Gomorra senza limiti: sparano a 5 ragazzini

L'agguato in una sala giochi di Secondigliano: il commando, formato da quattro persone, ha aperto il fuoco esplodendo una quarantina di colpi. Le vittime, di età tra i dodici e i sedici anni, ferite ai piedi e alle gambe

Mario Pepe

Napoli - Una sorta di avvertimento, trasversale e spietato. Destinatario un pregiudicato della zona: questa la pista più accreditata dagli investigatori per spiegare il raid della scorsa notte a Secondigliano, periferia nord di Napoli, nel quale cinque ragazzini, di età compresa tra i 12 e i 16 anni, incensurati ma legati a famiglie già segnalate alle forze dell’ordine per questioni di droga, sono stati «gambizzati»: le prognosi vanno dai dieci ai trenta giorni, anche se per due di loro, un 12enne e un 13enne, si è reso necessario il ricovero all’ospedale pediatrico Santobono.

Teatro della sparatoria, intorno alle 23.30, il circolo ricreativo Zanzi, in via Abate Desiderio: quattro persone, arrivate su delle moto e col volto coperto dai caschi, hanno esploso una quarantina di colpi contro il gruppo di ragazzini: secondo le prime ricostruzioni, avrebbero sparato verso il pavimento e i ragazzini sarebbero, quindi, stati colpiti da pallottole di rimbalzo. Giunta sul posto dopo una segnalazione anonima, la polizia ha immediatamente notato sulla saracinesca del locale, che nel frattempo era stata abbassata, i segni evidenti di quanto era avvenuto poco prima. Nel frattempo un’ambulanza aveva portato due dei feriti al Santobono mentre gli altri tre sono ricorsi alle cure dei sanitari dell’ospedale San Giovanni Bosco. Tre dei feriti sono i nipoti del gestore del circolo Zanzi, un pregiudicato con precedenti per droga che, con ogni probabilità, era il vero destinatario dell’avvertimento. Il locale è stato sottoposto a sequestro.

Non è detto tuttavia che la spedizione sia stata organizzata dalla camorra. Sergio Di Mauro, dirigente del commissariato di Secondigliano, scandagli anche altre ipotesi «Potrebbe trattarsi di delinquenza comune - spiega - stiamo valutando. Secondo quanto ricostruito fino a ora, c’erano solo il titolare e i cinque ragazzini rimasti feriti. Il vero problema è che qui nessuno parla, c’è un’omertà assoluta». Parlano, invece, di un agguato di matrice camorristica, in considerazione delle modalità dell’azione e del «volume di fuoco», gli inquirenti della procura di Napoli. L’inchiesta avviata dalla procura è condotta dal pm Paolo Itri, della Direzione distrettuale antimafia di Napoli, già titolare di alcuni fascicoli sulla criminalità organizzata della periferia nord di Napoli.

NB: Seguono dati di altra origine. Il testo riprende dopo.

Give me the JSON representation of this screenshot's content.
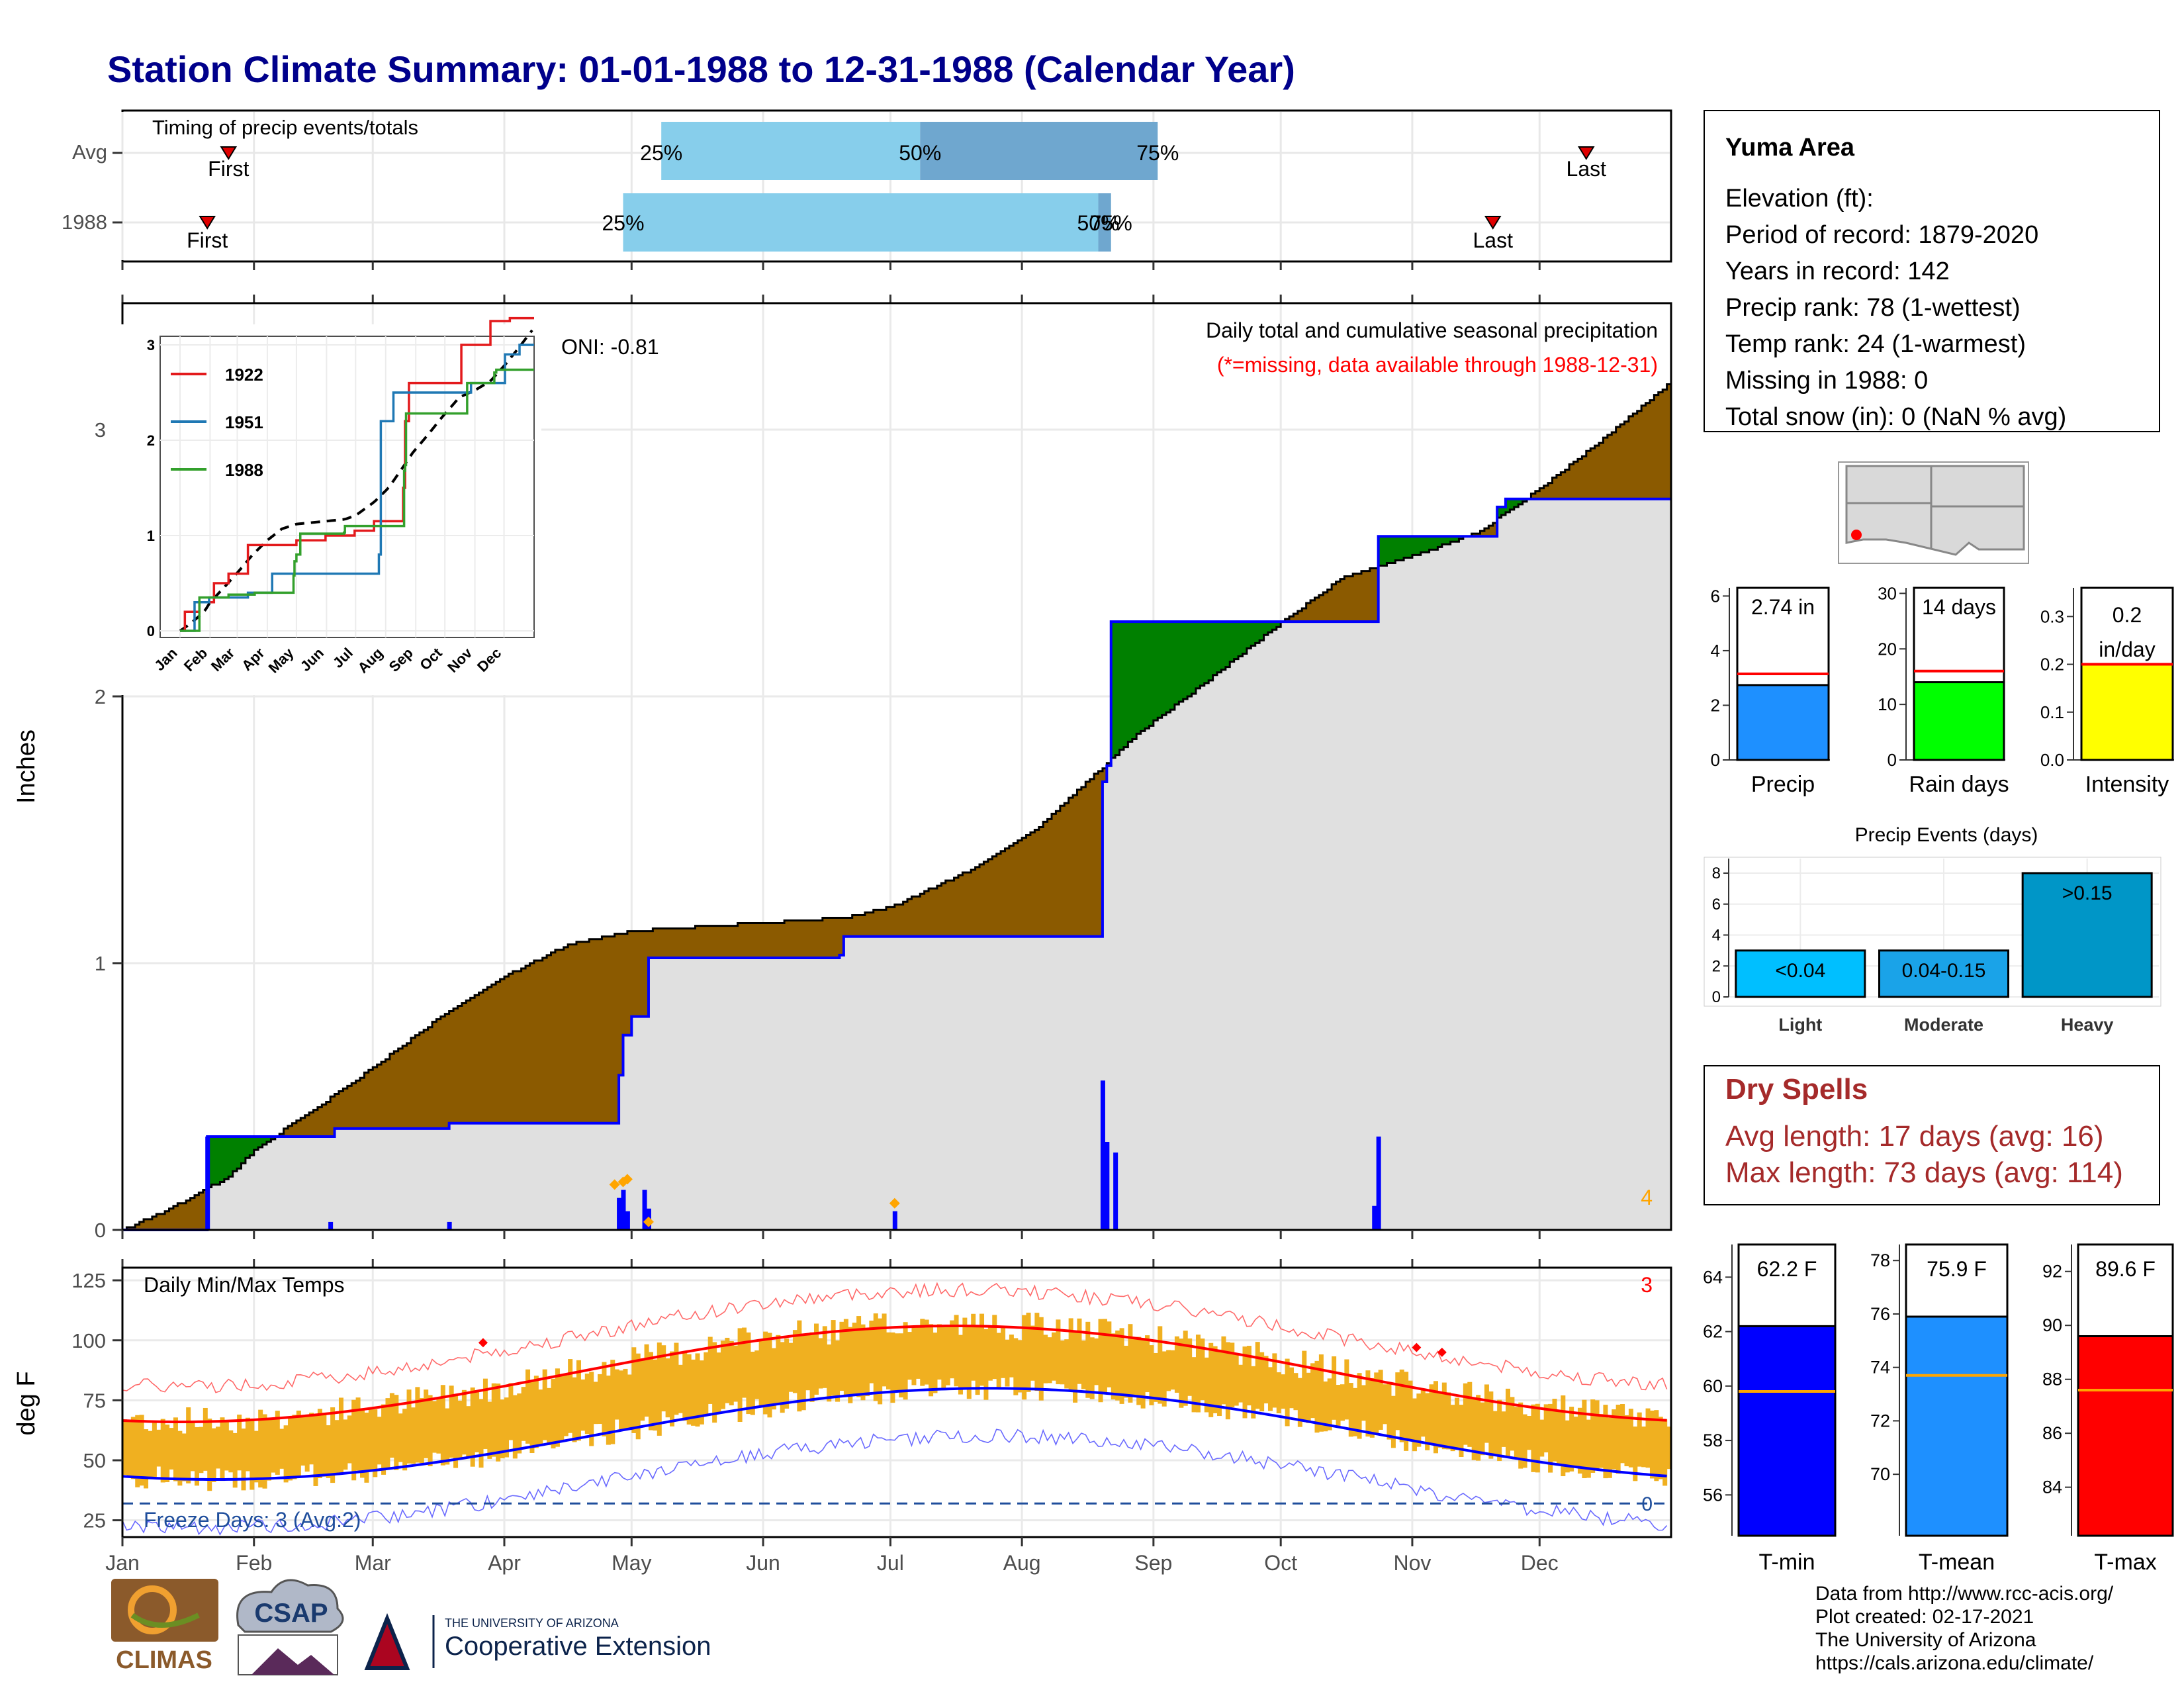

Inevitabile, nel frattempo, le reazioni dal fronte politico. Il ministro ombra del Pd Marco Minniti sottolinea che «la sfida della camorra è incompatibile con la democrazia ed è il primo e più grande problema della sicurezza nel nostro paese. Il governo, tutte le istituzioni democratiche, devono muoversi con questa consapevolezza». Replica il sottosegretario alla Giustizia, Elisabetta Alberti Casellati che definisce «incredibile che anche di fronte a episodi di eccezionale gravità, come la sparatoria di Secondigliano, ci sia chi dall’opposizione tenta una pietosa strumentalizzazione, per attaccare il governo, anziché fornire il proprio contributo, per fare fronte comune contro la criminalità organizzata». I vari sindacati di polizia intanto hanno già chiesto un aumento delle risorse: sia economiche che di organici.